Merita invece far presente il presupposto logico che porta a compimento il rifiuto di valutazione del ricorso Englaro.
Il provvedimento richiesto al giudice dal padre (ossia l’autorizzazione a sospendere l’alimentazione artificiale), argomenta la Corte, e’ atto personalissimo, al pari del matrimonio, del riconoscimento del figlio naturale, interruzione di gravidanza ecc.. Dunque, prosegue, in quanto tale, non puo’ esser compiuto da nessun altro se non dalla persona stessa. Se la persona non puo’, prosegue, in astratto occorrerebbe qualcuno che lo facesse per lei, ossia un tutore (e fin qui nulla questio). Ma siccome, continua, si tratta di atto personalissimo, nemmeno il tutore puo’ rappresentare l’incapace, poiche’ non sussiste un generale potere di rappresentanza, tanto meno in atti cosi’ personalissimi . Dunque ci vorrebbe un prototutore (un terzo uomo) che regoli il potenziale conflitto di interessi fra il rappresentante -tutore- e il rappresentato -l’incapace.
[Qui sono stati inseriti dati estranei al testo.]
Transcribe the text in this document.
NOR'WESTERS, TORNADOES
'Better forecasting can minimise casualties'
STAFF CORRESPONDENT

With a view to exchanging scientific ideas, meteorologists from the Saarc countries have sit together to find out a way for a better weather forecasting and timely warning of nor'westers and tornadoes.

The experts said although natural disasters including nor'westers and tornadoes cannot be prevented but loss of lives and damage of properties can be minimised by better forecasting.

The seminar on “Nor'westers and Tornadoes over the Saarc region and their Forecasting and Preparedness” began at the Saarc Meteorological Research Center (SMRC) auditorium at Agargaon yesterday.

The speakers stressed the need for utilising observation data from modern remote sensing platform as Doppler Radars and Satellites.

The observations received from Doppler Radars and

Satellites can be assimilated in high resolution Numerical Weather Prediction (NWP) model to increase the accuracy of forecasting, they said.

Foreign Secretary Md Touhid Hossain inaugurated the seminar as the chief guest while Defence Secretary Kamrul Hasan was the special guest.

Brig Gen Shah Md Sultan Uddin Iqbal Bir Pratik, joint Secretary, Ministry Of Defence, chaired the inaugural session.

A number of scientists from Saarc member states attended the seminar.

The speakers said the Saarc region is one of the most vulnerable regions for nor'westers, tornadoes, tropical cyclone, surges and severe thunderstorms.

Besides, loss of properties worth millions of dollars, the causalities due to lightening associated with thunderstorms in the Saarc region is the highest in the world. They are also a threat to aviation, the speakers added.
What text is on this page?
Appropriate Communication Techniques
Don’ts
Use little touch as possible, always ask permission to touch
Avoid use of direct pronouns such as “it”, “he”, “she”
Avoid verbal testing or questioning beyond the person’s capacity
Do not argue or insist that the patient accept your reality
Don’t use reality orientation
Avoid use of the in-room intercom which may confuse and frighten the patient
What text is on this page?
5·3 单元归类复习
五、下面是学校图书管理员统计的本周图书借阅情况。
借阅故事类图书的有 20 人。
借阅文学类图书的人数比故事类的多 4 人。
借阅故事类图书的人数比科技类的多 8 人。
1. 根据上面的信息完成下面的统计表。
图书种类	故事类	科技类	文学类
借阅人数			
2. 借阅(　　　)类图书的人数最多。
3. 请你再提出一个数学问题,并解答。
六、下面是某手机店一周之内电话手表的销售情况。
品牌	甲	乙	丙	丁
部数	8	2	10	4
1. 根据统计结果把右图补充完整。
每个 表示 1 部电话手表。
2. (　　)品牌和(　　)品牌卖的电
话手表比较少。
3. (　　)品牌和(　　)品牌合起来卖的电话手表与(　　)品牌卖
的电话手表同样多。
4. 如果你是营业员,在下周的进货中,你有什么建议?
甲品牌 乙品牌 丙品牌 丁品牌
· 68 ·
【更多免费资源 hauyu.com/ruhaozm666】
E se anche questo non fosse sufficiente a decidere la “vera” volonta’ dell’incapace? L’Art. 360 del Codice civile, afferma la Corte, prevede la nomina di un curatore speciale (quarto uomo)!
Insomma, spiega la Cassazione, essendovi diversi uomini “interessati” e, eventualmente “controinteressati” alla decisione sul bene di Luana, tali sono contraddittori che devono necessariamente citarsi in giudizio. E siccome il padre di Luana non lo ha fatto, il suo ricorso non puo’ essere esaminato.
Ma quale volonta’ attua cosi’ facendo la Cassazione? La volonta’ dei medici? la volonta’ dei giudici? la volonta’ dei prototutori? dei curatori speciali? o forse la volonta’ sancita in leggi imperscrutabili e chiaramente incostituzionali, disprezzanti la liberta’ e la scelta individuale?
Ci chiediamo: dove e’ finita la volonta’ di Luana Englaro? Quella che ha candidamente espresso con gli amici, familiari, con la propria vita che solo dai ricordi e dalle testimonianze di chi l’ha condivisa, conosciuta e amata, puo’ esser riportata fieramente e fedelmente agli occhi di tutti?
E soprattutto, chi sta determinando da anni il suo destino? Chi sta compiendo ogni giorno per lei il suo atto personalissimo? Non le viene forse oggi imposto di vivere, secondo volonta’ di terzi e quarti e anche di quinti e sesti uomini?
Crediamo che nel non pronunciarsi sulle ragioni del ricorso la Corte di Cassazione abbia aggiunto il proprio autorevole contribuito alla lunga e triste lista di chi sceglie e decide della vita di Englaro e delle numerose persone nella sua condizione. Anche la giustizia, a volte, volente o nolente, compie atti personalissimi.